Authorities in Utah and Virginia have advised people not to plant seeds that residents have reported receiving in packets with Chinese writing on them.

The Virginia Department of Agriculture and Consumer Services (VDACS) said last week that it was “notified that several Virginia residents have received unsolicited packages containing seeds that appear to have originated from China.”

The agency noted that it’s not clear how many people received the unidentified seeds.

“The types of seeds in the packages are unknown at this time and may be invasive plant species. The packages were sent by mail and may have Chinese writing on them,” the VDACS statement added.

Residents around Utah also reported receiving packages of seeds with Chinese text on them over the past two weeks.
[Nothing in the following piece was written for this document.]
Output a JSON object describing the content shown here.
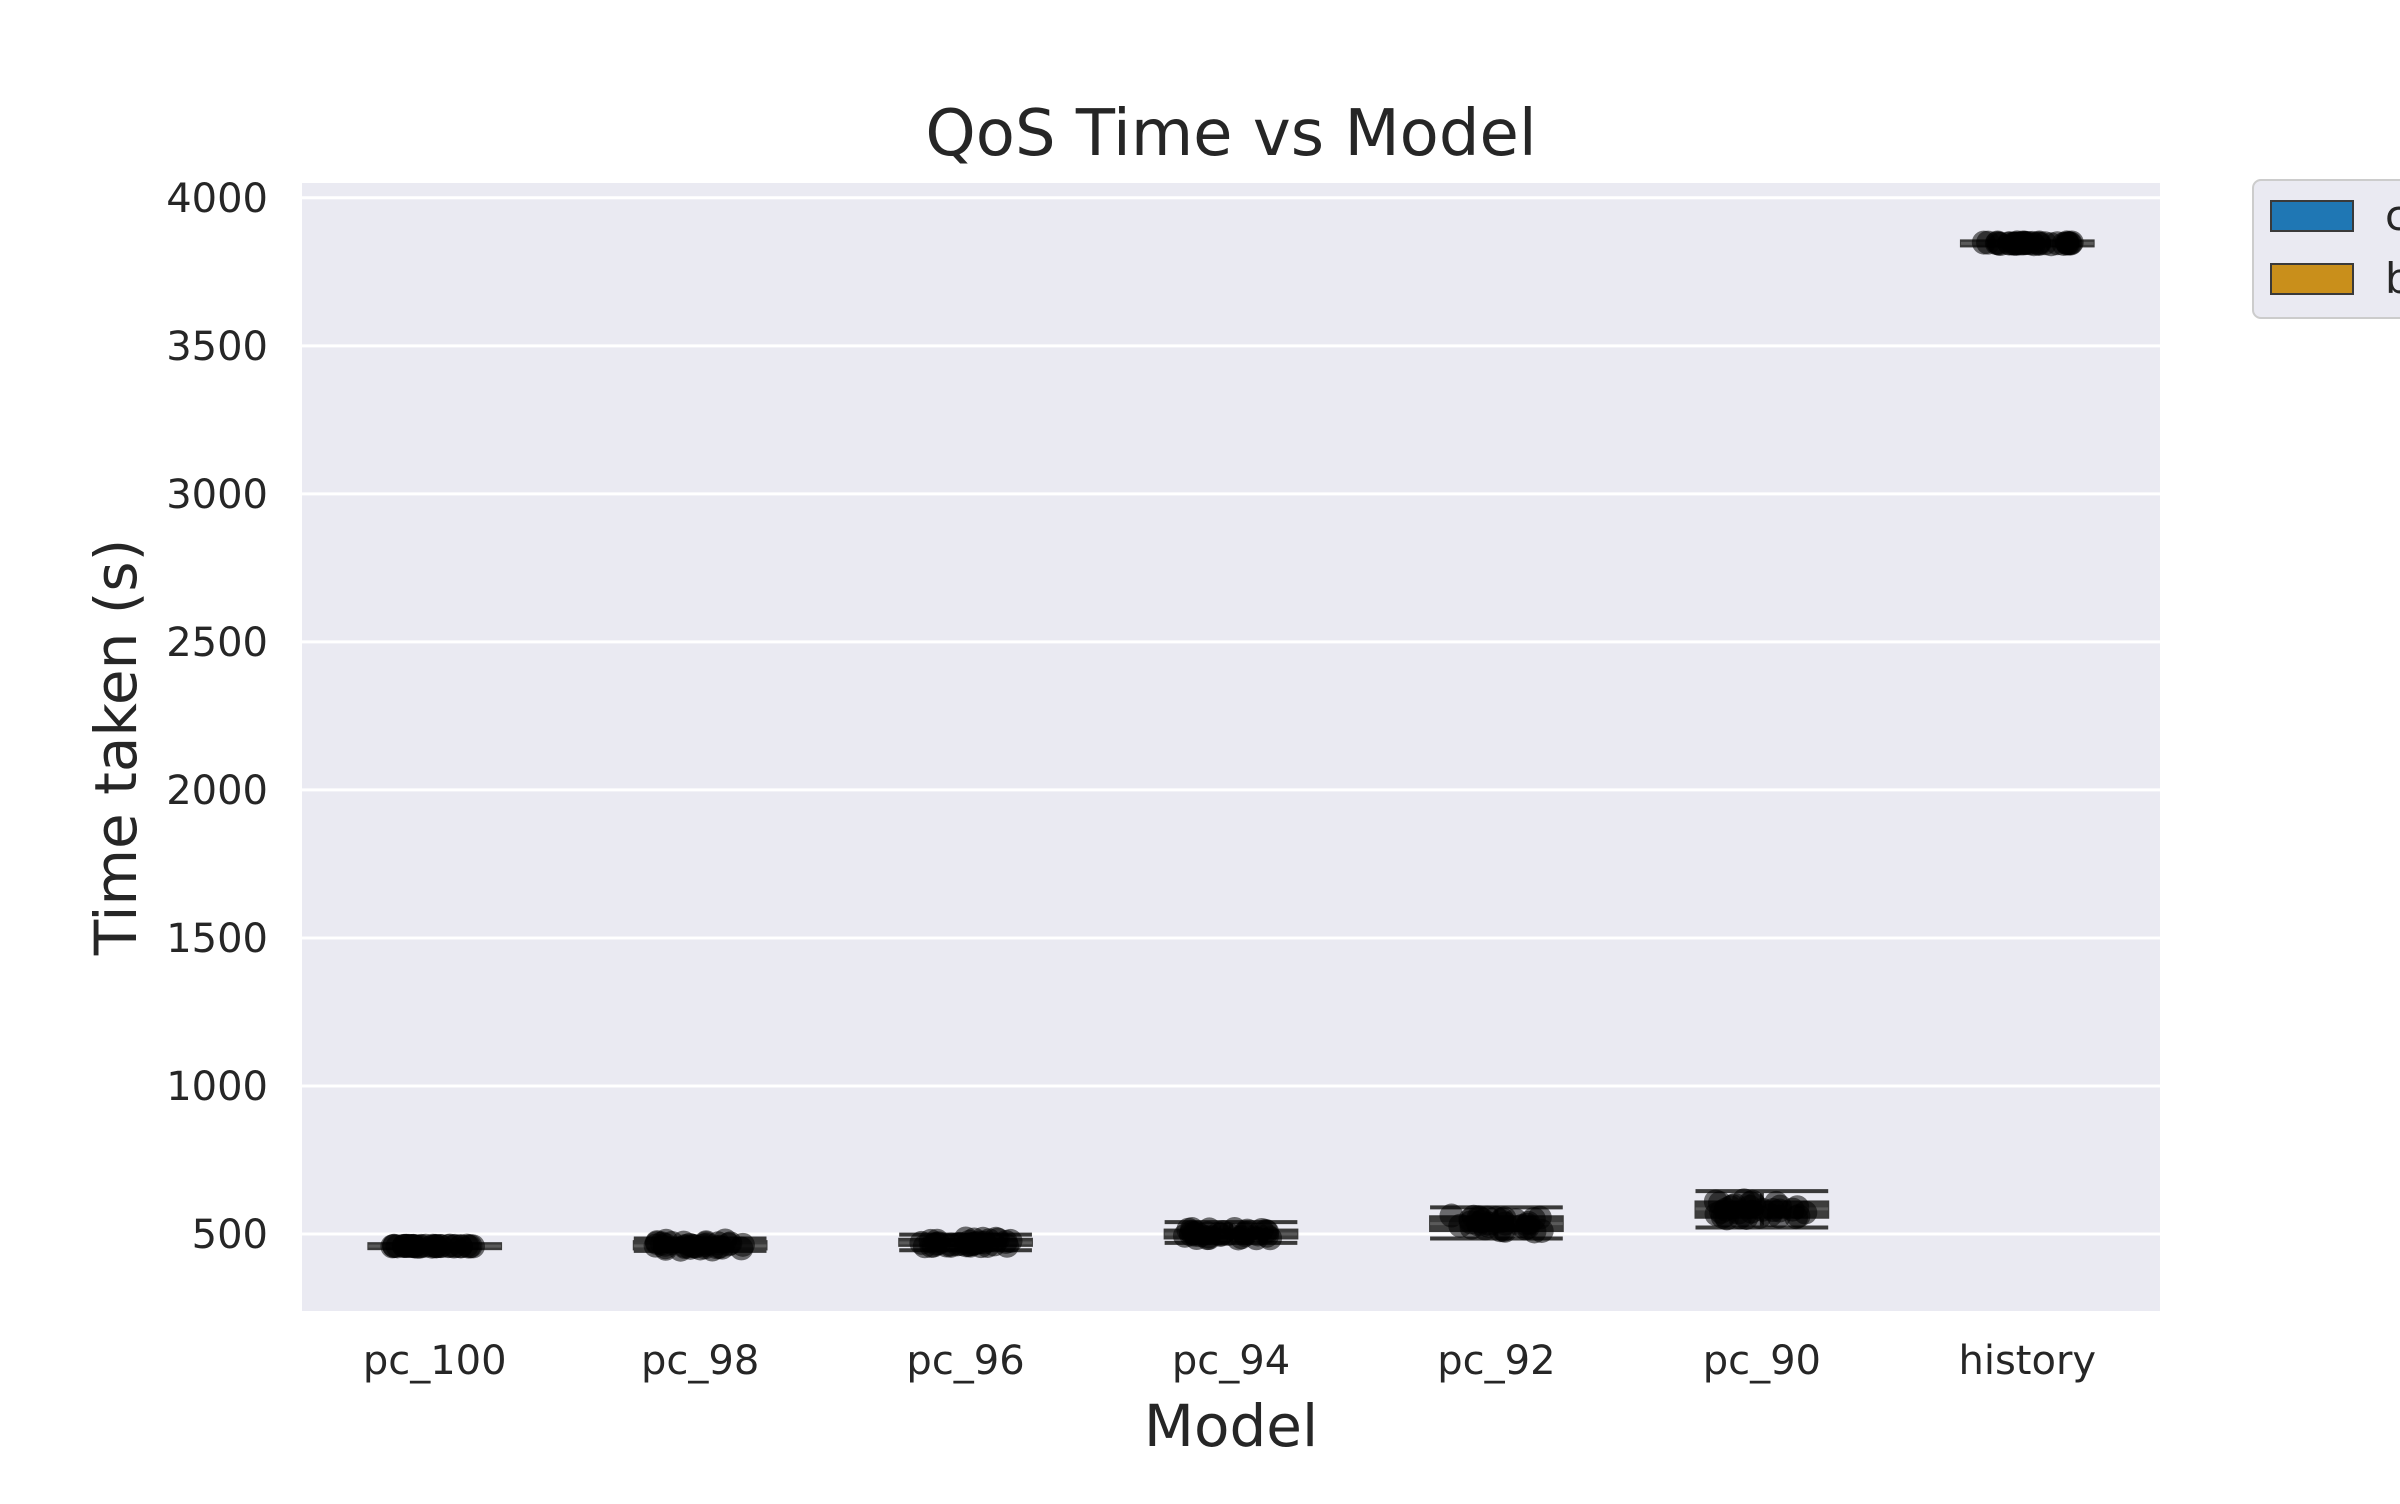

Lori Culley, who lives in Tooele, told FOX13 in Salt Lake City that she received two small packages in her mailbox last week, adding that most of the writing was in Chinese. The label, however, said there were earrings in the package.

“I opened them up and they were seeds,” Culley said. “Obviously they’re not jewelry.” She said that the seeds were sent to at least 40 people around Tooele.

Culley said that she never placed an order for seeds.

“There was an article that I found in the UK saying this has been happening over there, and they are bad seeds, they are invasive,” Culley said. “I hope that it’s nothing too serious… don’t throw them in the garbage. Don’t plant them. Don’t touch them.”

A spokesperson for the Utah Department of Agriculture told the Fox affiliate that people who receive the seeds should not plant them.

But Jane Rupp, with the Better Business Bureau, told FOX13 that it might be a scam where companies send a person a product so they can post a fake review in your name.

“That is rather random. I don’t think I’ve heard of seeds before,” Rupp said. “The first thing to do is Google your address and see what’s out there… Numerous things will come up when you Google your address. It’s kind of scary sometimes.”

According to a report from the Daily Mail tabloid, hundreds of people in the UK received unsolicited deliveries of seeds that were of Chinese origin. In some cases, they were marked as “petals” and “ear studs.”

The Royal Horticultural Society told the paper that importing plants and seeds “poses potential risks of introducing new pests and diseases,” suggesting that people should not plant them.

Ian Rotherham, an expert in environmental geography at Sheffield Hallam University, added that “it may be that the seeds are of species we don’t want here. You don’t know what is going to come up … it could be potentially invasive.”

“There’s a security issue as well, if people are receiving something they haven’t ordered. How did those responsible get people’s names and addresses?” he asked.

But, he stressed, “Whatever you do, don’t grow them.”